The histological features are highly variable. They are typically graded using the modified Bloom-Richardson grading system, sometimes toponymously referred to as the Nottingham grading system. This has 3 components: tubule formation, nuclear pleomorphism and a mitotic count. Each of the 3 components is scored between 1 and 3 with a final score out of 9.

  • Atypical cells:
    • Usually >2x RBC diameter, but may be bland, especially in tubular carcinomas
    • Nucleoli common.
    • Forming ducts or sheets.
    • +/-Mitoses.
    • +/-Necrosis.
  • Evidence of invasion:
    • Atypical nucleus adjacent to adipocyte - diagnostic.
    • "Infiltrative" pattern:
      • Small glands of variable size within desmoplastic stroma.
      • Glands lined by a single layer of cells.

DDx:

IHC

Myoepithelial markers - diagnostic for invasion:

  • SMMS -ve.
  • p63 -ve.

Prognostic markers are performed to guide treatment

  • ER - about 75% are positive (typically assessed using the Allred/Quick score)
  • PR staining is more variable, but ER-/PR+ tumours are rare (<1%), so some question the value of PR staining
  • HER2 - about 15-20% are positive
  • Ki67 - this correlates with prognosis, but lack of standardisation in quantification hampers more widespread use

Invasive lobular carcinoma versus invasive ductal carcinoma:[1]

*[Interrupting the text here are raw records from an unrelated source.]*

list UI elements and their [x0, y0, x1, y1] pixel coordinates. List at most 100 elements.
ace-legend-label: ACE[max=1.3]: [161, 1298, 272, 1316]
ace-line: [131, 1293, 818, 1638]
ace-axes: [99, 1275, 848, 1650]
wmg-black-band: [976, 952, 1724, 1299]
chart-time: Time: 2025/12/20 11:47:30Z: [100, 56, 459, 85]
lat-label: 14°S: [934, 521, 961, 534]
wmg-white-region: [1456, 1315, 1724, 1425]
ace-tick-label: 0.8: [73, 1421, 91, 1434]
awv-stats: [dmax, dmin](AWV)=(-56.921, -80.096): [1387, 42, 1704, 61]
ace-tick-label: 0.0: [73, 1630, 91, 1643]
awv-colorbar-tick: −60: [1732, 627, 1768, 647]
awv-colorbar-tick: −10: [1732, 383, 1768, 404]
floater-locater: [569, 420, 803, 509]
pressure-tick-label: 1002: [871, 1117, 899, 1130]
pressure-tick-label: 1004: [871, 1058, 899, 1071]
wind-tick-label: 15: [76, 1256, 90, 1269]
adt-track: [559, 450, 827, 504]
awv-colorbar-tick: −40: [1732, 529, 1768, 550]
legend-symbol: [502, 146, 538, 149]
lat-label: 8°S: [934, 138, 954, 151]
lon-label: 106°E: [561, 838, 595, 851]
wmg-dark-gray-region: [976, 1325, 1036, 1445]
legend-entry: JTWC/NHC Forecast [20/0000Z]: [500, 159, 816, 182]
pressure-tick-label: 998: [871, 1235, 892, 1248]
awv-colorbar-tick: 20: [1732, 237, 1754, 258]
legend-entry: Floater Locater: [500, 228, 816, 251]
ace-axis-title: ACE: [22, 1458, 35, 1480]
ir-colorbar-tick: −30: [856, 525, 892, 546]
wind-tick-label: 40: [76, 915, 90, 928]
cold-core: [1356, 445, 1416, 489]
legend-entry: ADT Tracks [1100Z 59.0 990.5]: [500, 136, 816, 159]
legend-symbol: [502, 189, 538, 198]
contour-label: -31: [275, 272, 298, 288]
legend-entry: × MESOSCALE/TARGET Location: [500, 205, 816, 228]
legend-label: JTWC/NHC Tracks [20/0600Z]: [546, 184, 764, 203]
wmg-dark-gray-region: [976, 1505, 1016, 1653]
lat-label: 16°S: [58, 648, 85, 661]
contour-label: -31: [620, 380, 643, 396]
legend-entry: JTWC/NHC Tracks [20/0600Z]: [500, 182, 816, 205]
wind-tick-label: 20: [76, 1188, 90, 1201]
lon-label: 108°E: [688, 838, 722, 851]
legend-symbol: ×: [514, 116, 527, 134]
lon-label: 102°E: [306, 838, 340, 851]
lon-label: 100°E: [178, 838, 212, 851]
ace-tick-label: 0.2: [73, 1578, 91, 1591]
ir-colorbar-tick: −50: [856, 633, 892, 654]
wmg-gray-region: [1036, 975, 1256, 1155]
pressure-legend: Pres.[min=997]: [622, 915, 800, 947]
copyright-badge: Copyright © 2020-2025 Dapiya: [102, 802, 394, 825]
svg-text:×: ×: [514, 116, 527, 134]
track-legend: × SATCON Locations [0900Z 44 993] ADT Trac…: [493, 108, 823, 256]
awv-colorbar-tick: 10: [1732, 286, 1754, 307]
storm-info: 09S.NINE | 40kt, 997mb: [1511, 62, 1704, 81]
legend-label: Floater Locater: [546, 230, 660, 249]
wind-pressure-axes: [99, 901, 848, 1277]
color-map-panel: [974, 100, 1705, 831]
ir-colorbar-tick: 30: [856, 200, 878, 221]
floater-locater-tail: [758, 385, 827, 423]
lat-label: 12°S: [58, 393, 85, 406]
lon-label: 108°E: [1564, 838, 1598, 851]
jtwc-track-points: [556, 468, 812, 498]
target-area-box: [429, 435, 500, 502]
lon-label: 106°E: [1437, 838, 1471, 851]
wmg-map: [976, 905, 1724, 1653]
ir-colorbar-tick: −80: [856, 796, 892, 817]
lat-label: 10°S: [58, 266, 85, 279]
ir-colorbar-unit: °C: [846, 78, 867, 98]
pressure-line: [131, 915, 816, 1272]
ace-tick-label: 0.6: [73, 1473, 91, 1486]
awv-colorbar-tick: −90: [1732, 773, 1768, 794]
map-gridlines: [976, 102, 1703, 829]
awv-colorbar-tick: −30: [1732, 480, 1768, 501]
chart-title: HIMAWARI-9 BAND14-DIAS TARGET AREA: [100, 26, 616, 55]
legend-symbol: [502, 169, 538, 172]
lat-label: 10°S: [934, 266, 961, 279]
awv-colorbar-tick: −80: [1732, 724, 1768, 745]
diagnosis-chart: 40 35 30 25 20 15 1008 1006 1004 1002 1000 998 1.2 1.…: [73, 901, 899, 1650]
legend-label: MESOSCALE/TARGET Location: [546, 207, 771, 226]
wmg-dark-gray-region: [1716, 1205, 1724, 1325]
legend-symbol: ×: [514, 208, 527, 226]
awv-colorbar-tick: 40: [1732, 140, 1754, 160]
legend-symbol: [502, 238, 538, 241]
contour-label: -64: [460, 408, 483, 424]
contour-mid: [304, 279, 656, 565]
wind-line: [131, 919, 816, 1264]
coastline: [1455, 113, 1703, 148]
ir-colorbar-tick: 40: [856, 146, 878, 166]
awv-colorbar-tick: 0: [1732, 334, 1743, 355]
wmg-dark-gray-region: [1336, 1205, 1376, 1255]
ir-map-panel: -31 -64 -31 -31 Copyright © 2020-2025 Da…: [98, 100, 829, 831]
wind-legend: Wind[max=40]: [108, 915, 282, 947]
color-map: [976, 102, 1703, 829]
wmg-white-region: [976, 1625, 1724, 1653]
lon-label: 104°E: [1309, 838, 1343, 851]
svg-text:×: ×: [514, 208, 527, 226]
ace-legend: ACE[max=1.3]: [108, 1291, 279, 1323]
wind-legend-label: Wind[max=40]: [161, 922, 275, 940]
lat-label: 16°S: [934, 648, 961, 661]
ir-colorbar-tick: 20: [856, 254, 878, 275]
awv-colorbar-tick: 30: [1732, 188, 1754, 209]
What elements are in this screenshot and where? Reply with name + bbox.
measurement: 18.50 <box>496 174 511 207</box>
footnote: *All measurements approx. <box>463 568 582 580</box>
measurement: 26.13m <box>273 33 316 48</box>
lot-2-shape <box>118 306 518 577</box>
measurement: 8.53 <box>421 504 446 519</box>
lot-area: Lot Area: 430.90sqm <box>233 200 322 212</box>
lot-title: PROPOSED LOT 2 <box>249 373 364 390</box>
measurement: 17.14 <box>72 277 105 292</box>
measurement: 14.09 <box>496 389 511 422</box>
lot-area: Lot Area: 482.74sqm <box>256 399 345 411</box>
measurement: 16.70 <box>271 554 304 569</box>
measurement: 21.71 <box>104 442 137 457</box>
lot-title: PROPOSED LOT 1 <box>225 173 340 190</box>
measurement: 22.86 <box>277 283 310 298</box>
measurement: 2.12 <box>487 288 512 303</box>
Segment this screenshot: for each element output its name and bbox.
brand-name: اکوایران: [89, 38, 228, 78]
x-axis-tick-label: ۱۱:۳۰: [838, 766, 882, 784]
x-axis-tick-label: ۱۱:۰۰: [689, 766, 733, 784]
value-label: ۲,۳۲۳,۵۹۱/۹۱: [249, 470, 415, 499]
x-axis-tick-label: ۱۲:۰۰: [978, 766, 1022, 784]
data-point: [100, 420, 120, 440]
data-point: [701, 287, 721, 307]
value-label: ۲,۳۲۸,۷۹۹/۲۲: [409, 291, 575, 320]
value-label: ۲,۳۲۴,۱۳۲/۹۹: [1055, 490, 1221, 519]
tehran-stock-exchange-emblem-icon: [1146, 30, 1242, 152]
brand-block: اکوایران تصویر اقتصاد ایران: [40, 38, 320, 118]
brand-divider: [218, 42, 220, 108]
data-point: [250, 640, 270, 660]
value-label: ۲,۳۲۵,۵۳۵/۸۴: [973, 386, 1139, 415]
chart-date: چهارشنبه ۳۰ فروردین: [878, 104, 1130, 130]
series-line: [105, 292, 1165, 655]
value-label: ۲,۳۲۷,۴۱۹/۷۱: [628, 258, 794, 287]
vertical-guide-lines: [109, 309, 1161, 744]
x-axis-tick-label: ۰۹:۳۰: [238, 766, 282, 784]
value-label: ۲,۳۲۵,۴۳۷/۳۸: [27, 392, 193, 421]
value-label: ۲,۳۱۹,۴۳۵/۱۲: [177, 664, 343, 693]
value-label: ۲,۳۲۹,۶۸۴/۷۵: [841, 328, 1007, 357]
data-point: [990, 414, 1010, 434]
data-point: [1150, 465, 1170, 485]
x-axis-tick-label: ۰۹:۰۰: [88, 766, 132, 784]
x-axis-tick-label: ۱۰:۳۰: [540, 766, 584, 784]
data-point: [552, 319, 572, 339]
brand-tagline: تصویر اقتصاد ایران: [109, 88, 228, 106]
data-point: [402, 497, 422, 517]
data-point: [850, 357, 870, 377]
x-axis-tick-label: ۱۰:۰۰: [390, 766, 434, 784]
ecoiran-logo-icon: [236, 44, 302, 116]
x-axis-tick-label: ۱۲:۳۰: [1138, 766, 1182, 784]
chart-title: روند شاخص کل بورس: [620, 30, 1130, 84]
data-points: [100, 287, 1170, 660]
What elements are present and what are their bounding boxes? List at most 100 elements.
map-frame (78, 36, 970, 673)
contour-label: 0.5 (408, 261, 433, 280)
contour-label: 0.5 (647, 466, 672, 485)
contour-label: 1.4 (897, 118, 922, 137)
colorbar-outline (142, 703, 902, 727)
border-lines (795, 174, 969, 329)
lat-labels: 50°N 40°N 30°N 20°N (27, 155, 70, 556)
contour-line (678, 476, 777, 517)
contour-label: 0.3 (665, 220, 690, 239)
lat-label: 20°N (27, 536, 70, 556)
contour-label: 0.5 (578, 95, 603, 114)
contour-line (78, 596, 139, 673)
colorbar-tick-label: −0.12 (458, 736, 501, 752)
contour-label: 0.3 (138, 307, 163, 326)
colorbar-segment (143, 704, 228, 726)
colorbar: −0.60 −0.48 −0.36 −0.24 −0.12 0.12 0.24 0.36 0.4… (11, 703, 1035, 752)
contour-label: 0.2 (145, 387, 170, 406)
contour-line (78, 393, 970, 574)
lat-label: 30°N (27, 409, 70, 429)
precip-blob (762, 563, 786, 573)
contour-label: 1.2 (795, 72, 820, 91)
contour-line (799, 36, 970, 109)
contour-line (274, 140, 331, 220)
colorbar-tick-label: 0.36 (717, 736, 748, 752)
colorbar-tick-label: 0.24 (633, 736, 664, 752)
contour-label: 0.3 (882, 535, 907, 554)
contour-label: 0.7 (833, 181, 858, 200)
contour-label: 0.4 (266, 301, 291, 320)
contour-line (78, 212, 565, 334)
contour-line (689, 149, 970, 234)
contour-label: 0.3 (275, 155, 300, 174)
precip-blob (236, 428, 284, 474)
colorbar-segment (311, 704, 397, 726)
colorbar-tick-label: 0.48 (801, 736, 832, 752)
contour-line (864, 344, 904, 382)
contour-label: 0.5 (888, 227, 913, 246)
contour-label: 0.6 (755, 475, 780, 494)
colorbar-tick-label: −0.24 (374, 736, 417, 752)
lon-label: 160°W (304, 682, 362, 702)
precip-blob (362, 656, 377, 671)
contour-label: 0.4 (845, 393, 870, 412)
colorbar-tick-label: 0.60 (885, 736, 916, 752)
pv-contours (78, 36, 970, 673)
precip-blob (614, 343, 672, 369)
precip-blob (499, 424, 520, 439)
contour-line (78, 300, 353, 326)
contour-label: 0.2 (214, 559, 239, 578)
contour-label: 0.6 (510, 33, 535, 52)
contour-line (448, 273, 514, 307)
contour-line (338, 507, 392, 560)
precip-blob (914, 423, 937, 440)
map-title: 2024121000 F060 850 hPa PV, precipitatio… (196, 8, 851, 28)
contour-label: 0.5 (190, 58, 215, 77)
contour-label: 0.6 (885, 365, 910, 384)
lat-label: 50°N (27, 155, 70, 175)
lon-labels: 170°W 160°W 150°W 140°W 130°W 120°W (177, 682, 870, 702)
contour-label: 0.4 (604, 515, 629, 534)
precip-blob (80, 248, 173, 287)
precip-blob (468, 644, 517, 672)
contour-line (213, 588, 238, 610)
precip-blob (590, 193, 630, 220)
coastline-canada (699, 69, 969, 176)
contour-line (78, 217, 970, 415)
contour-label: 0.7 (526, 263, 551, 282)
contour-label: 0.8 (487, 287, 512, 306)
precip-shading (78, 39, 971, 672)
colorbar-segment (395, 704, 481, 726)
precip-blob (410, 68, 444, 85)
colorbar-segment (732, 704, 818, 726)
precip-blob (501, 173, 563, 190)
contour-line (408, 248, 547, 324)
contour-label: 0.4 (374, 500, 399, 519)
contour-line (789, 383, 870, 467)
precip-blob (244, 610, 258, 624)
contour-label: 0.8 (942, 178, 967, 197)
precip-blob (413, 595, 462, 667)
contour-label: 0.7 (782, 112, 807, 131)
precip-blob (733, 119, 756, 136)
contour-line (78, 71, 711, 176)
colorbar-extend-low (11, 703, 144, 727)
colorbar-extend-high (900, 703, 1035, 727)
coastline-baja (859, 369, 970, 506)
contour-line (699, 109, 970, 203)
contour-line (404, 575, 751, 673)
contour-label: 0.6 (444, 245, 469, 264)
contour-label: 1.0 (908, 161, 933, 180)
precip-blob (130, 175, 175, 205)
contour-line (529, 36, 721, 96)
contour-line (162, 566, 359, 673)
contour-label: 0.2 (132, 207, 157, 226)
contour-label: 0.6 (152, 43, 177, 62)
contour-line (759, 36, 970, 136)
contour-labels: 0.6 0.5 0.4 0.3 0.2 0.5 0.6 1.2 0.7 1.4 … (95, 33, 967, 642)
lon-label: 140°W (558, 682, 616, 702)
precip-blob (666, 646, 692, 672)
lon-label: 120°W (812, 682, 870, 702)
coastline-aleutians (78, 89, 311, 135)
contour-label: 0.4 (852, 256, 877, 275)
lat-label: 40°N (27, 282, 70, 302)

  • E-cadherin typically shows strong membranous positivity in invasive ductal/NST carcinoma
  • However, up to 3-5% may be negative, especially higher grade tumours
  • Invasive lobular carcinoma is typically negative, but up to 15% may show some staining (though typically weak/incomplete)

Images

See also

References

  1. de Deus Moura, R.; Wludarski, SC.; Carvalho, FM.; Bacchi, CE. (Jan 2013). "Immunohistochemistry applied to the differential diagnosis between ductal and lobular carcinoma of the breast.". Appl Immunohistochem Mol Morphol 21 (1): 1-12. doi:10.1097/PAI.0b013e318255bafa. PMID 22595945.